Il 27 gennaio dello scorso anno, nientepopodimeno che il New York Times pubblicò un articolo, a firma di Neil Gross, dal titolo emblematico: «Perché Hollywood è così Liberal?», dove venivano individuati tre motivi per i quali gli attori votano e sostengono, così apertamente, i Democratici. Il primo è legato proprio alla professione. Fare l'attore viene considerata una occupazione da Stato Blu, ovvero da stati Usa tradizionalmente legati ai Liberal. Infatti, il 57% degli attori vive in California e a New York, dove, non a caso, ha trionfato Hillary. La seconda causa è legata al rendimento scolastico, con oltre il 50% di artisti detentore di un diploma di laurea. E la scuola, lo sappiamo molto bene in Italia, influisce sulle idee, divulgando un pensiero spesso a senso unico. Infine, molti attori appartengono ai sindacati - la Screen Actors Guild o l'Actors' Equity Association - e i sindacati tipicamente spingono i lavoratori a sinistra.

Tutto giusto, per carità, però, si potrebbe obiettare che questa appartenenza sia soprattutto una questione di Dna. Hollywood era politicamente progressista molto prima che la California diventasse una roccaforte democratica, che fosse così diffuso andare all'università e quando la Screen Actors Guild era ancora agli inizi. Quindi è improbabile che l'attuale profilo demografico di Hollywood sia l'unica spiegazione plausibile delle sue tendenze liberali. Agli albori del cinema, fatta eccezione per Charlie Chaplin, gli attori erano apolitici. Tempi moderni, capolavoro della cinematografia mondiale, era un chiaro manifesto contro la brutalità del capitalismo, la disumanizzazione dell'operaio alla catena di montaggio. La visione politica di Charlot, di forte stampo progressista (anche se il biografo Richard Carr scrisse che «le idee politiche di Chaplin di solito erano piuttosto a sinistra, ma gli sforzi di Mussolini nella creazione di posti di lavoro hanno inizialmente permesso a Charlie di passare sopra gli aspetti negativi del fascismo italiano e di simpatizzare con esso») finì per costargli una persecuzione nel famoso periodo del Maccartismo. Tanto che, una volta a Londra, gli fu impedito di rientrare in America.

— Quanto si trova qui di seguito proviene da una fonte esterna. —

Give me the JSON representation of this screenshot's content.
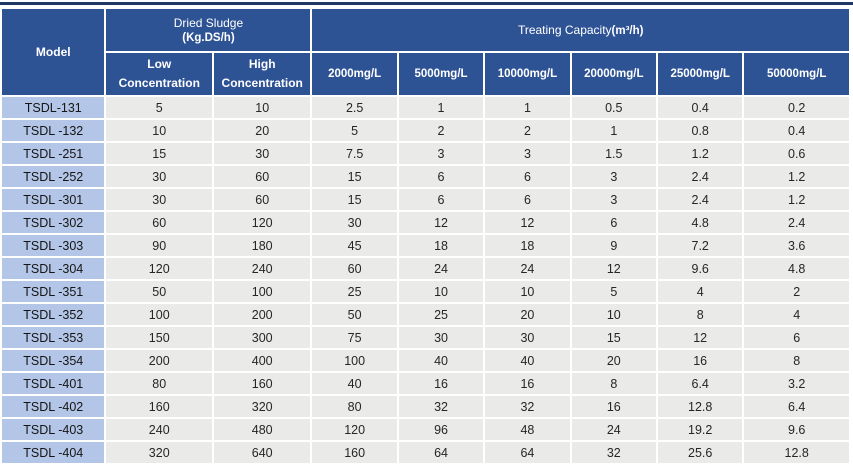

A parte Charlot, però, è negli anni Trenta, anche come reazione al trauma della Grande Depressione, che gli attori si spinsero ad abbracciare una politica progressista. Erano gli anni del New Deal, il piano di riforme sociali ed economiche volute dal presidente Franklin Roosevelt, che venne salutato in maniera entusiastica tra gli artisti del grande schermo, diversamente da quello che fecero alcuni magnati del cinema conservatore come, ad esempio, Louis B. Mayer. Non a caso, la Screen Actors Guild è stata costituita proprio durante quel periodo. Per non parlare del nazismo, che incombeva. Come spiega Gross: «La minaccia del fascismo antisemita ha ulteriormente politicizzato gli attori dello schermo in un'industria che era diventata una nicchia etnica per gli ebrei».

Insomma, gli albori di questo monopolio risalgono a circa un secolo fa e ora gli eredi ne stanno perpetrando la memoria.